Input: n = 3, m = 3, edge = {{1, 2}, {2, 3}, {3, 1}}
Output:
1 2
2 3
1 3
Explanation: Connecting the graph in this manner will result in directed acyclic graph.

Input: n = 4, m = 4, edge = {{1, 2}, {2, 3}, {3, 4}, {4, 1}}

Output:
1 2
2 3
3 4
1 4

Explanation: Connecting the graph in this manner will result in directed acyclic graph.

Approach: To solve the problem, follow the idea below:

The idea is to direct the edges from smaller vertex to largest one, to make the graph acyclic. It ensures that all edges are directed in a way that prevents cycles. Since each edge is directed from a smaller node to a larger node, it’s impossible to go back to a smaller node from a larger node, which prevents any cycles from forming.

Step-by-step algorithm:

• Loop through each edge.
• For each edge, check if the first vertex is greater than the second vertex.
• If so, swap the vertices to ensure the edge is directed from the smaller vertex to the larger vertex.
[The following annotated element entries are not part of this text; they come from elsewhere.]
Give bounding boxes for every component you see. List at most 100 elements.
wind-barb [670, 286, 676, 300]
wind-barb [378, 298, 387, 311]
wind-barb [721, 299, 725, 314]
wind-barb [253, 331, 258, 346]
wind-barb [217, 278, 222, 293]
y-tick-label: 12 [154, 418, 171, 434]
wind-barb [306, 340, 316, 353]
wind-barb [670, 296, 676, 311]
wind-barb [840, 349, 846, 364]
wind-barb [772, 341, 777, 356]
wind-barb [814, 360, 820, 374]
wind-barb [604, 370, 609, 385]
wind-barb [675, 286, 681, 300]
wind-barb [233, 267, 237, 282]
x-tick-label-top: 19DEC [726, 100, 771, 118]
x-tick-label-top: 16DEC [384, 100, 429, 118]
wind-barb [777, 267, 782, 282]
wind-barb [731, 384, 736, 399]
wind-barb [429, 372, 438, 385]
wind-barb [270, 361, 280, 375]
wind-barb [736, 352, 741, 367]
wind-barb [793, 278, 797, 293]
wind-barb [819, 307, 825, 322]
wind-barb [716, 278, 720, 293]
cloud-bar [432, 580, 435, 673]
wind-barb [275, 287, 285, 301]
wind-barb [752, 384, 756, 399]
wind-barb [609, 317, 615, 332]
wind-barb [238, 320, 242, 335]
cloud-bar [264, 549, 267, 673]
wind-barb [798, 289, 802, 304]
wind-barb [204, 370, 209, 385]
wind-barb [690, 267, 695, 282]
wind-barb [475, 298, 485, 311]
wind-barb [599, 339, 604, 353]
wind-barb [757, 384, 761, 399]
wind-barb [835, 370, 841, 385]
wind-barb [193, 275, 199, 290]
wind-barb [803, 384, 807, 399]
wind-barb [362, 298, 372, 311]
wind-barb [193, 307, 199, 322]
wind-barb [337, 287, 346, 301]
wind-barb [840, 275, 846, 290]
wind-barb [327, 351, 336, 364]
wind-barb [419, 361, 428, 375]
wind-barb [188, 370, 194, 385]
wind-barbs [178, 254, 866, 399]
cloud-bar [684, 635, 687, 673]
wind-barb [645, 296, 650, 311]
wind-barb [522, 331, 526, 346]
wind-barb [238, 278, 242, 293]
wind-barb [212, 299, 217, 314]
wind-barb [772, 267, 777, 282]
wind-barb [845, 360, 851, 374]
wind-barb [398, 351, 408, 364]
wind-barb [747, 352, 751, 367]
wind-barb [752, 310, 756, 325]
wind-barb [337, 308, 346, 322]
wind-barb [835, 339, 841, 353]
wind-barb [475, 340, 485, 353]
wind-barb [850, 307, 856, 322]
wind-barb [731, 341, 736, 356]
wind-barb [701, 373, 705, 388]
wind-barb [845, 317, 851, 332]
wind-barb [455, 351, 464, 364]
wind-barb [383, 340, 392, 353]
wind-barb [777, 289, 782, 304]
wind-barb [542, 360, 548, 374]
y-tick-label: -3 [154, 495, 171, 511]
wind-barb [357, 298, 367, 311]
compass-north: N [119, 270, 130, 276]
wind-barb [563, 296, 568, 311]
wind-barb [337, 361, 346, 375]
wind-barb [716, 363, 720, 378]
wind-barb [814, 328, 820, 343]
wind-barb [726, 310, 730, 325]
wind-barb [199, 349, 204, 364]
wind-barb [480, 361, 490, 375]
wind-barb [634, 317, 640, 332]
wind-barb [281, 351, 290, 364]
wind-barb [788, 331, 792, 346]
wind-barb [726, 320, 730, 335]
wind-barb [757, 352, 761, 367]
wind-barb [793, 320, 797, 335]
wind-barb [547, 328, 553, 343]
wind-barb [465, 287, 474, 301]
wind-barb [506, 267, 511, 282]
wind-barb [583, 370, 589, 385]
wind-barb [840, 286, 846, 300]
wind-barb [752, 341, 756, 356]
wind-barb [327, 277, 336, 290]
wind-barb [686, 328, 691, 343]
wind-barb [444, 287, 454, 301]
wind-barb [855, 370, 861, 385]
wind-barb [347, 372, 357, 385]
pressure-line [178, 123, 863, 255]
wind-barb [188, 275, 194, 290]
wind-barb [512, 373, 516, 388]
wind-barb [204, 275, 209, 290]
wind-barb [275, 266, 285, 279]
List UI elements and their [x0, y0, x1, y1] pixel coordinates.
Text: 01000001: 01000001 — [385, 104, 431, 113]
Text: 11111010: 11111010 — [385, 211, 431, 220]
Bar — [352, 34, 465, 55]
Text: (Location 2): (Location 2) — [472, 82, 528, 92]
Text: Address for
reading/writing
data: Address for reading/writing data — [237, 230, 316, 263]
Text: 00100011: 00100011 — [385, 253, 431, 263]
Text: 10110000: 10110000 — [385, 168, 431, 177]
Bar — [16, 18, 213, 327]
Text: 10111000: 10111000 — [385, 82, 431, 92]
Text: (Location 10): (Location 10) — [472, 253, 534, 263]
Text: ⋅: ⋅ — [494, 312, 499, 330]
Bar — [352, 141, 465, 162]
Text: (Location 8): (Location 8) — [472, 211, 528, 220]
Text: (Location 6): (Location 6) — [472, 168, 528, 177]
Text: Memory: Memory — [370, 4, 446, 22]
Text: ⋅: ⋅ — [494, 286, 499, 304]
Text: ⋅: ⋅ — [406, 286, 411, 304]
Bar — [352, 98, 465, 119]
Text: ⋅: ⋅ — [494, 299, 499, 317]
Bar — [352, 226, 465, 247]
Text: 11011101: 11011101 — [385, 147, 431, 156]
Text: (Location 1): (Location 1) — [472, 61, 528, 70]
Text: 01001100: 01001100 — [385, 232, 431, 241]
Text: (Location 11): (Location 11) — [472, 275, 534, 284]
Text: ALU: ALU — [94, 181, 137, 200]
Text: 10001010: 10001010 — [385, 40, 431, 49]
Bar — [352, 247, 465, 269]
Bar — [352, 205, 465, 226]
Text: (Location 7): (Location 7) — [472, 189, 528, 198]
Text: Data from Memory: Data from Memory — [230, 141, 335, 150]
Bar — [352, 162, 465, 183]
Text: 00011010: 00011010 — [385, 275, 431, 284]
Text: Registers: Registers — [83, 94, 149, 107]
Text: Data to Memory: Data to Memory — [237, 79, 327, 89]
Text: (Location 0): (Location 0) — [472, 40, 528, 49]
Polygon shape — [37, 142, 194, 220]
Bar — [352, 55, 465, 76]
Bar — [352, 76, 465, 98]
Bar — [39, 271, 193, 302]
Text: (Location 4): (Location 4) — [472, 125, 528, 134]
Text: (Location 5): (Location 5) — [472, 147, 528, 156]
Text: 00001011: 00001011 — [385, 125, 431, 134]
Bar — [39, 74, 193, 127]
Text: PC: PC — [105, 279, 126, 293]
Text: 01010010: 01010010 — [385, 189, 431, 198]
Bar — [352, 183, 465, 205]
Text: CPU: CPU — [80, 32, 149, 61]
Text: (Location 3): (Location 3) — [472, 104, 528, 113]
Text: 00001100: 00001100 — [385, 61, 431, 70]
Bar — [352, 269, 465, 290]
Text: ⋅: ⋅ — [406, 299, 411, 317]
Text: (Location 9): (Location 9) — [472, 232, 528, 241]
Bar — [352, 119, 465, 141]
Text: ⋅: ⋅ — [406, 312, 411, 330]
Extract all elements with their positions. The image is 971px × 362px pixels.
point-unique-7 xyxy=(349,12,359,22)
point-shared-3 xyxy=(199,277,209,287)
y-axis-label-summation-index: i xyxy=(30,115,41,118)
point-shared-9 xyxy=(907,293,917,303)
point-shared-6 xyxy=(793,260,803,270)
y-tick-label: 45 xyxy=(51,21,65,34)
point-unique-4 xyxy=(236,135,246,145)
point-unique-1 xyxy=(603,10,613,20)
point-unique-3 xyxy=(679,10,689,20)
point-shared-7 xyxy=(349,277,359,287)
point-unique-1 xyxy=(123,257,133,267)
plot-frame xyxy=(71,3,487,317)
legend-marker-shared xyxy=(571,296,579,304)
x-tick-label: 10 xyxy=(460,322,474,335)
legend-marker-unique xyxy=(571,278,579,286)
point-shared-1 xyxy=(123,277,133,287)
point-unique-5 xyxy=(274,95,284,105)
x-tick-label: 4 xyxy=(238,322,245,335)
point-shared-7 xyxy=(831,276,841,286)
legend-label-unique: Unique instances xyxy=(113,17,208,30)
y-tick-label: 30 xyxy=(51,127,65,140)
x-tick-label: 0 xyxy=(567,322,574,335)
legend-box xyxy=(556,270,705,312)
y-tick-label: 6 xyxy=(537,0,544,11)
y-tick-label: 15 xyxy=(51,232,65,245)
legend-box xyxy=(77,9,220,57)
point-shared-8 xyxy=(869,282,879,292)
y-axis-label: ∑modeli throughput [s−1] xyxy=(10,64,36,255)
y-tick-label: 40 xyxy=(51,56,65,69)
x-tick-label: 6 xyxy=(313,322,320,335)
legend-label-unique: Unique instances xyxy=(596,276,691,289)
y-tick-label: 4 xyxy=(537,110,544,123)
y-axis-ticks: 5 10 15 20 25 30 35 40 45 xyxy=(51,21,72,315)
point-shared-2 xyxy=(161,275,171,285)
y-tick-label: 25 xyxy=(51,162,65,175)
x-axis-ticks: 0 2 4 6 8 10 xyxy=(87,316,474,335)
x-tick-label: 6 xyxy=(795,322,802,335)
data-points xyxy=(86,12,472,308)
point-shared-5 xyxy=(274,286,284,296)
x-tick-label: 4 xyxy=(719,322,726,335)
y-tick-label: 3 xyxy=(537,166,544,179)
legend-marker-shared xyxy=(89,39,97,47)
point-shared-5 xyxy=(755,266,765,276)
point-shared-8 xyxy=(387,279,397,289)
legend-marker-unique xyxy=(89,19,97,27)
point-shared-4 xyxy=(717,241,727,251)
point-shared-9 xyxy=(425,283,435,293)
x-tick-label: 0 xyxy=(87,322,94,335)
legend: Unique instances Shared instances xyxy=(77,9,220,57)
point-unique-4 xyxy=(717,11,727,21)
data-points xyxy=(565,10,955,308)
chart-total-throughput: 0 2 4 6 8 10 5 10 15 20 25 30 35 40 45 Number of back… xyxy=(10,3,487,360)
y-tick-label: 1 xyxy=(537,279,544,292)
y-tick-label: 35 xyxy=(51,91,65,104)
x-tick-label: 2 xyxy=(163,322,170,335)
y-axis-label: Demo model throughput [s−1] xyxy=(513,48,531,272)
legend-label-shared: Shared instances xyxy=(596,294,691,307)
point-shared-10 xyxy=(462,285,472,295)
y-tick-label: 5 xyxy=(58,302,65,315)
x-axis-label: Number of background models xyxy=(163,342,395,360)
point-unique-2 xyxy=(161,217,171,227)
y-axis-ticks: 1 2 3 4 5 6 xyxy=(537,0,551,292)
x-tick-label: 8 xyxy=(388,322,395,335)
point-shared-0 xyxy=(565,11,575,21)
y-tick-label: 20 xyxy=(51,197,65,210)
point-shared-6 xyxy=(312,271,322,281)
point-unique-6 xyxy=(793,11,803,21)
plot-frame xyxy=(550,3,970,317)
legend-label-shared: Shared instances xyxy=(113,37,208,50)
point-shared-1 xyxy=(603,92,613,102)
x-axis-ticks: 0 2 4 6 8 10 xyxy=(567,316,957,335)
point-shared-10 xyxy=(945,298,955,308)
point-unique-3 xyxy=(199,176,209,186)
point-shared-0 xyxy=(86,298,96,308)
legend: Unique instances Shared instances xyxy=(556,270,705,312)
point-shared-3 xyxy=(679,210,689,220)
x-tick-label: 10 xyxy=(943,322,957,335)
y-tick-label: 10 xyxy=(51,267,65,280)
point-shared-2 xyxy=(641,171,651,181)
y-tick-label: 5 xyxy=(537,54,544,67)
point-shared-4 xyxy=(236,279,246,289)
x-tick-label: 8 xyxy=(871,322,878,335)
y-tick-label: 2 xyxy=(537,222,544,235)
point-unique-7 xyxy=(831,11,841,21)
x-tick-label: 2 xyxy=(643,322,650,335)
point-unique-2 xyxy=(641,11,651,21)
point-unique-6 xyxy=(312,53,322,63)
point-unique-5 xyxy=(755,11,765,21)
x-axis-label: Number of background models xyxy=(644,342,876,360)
Below is the implementation of the algorithm:

// C++ code
#include <bits/stdc++.h>
using namespace std;

vector<pair<int, int> >
diracycgraph(vector<pair<int, int> >& edge, int m)
{
    // Direct all the edges from smaller vertex to larger
    // one
    for (int i = 0; i < m; i++)
        if (edge[i].first > edge[i].second)
            swap(edge[i].first, edge[i].second);
    return edge;
}

// Driver code
int main()
{
    int n = 3, m = 3;
    vector<pair<int, int> > edge{ { 1, 2 },
                                  { 2, 3 },
                                  { 3, 1 } };

    vector<pair<int, int> > res = diracycgraph(edge, m);
    for (int i = 0; i < m; i++)
        cout << res[i].first << " " << res[i].second
             << endl;
}

1 2
2 3
1 3

Time Complexity: O(n), where n is the number of nodes.
Auxiliary Space: O(1)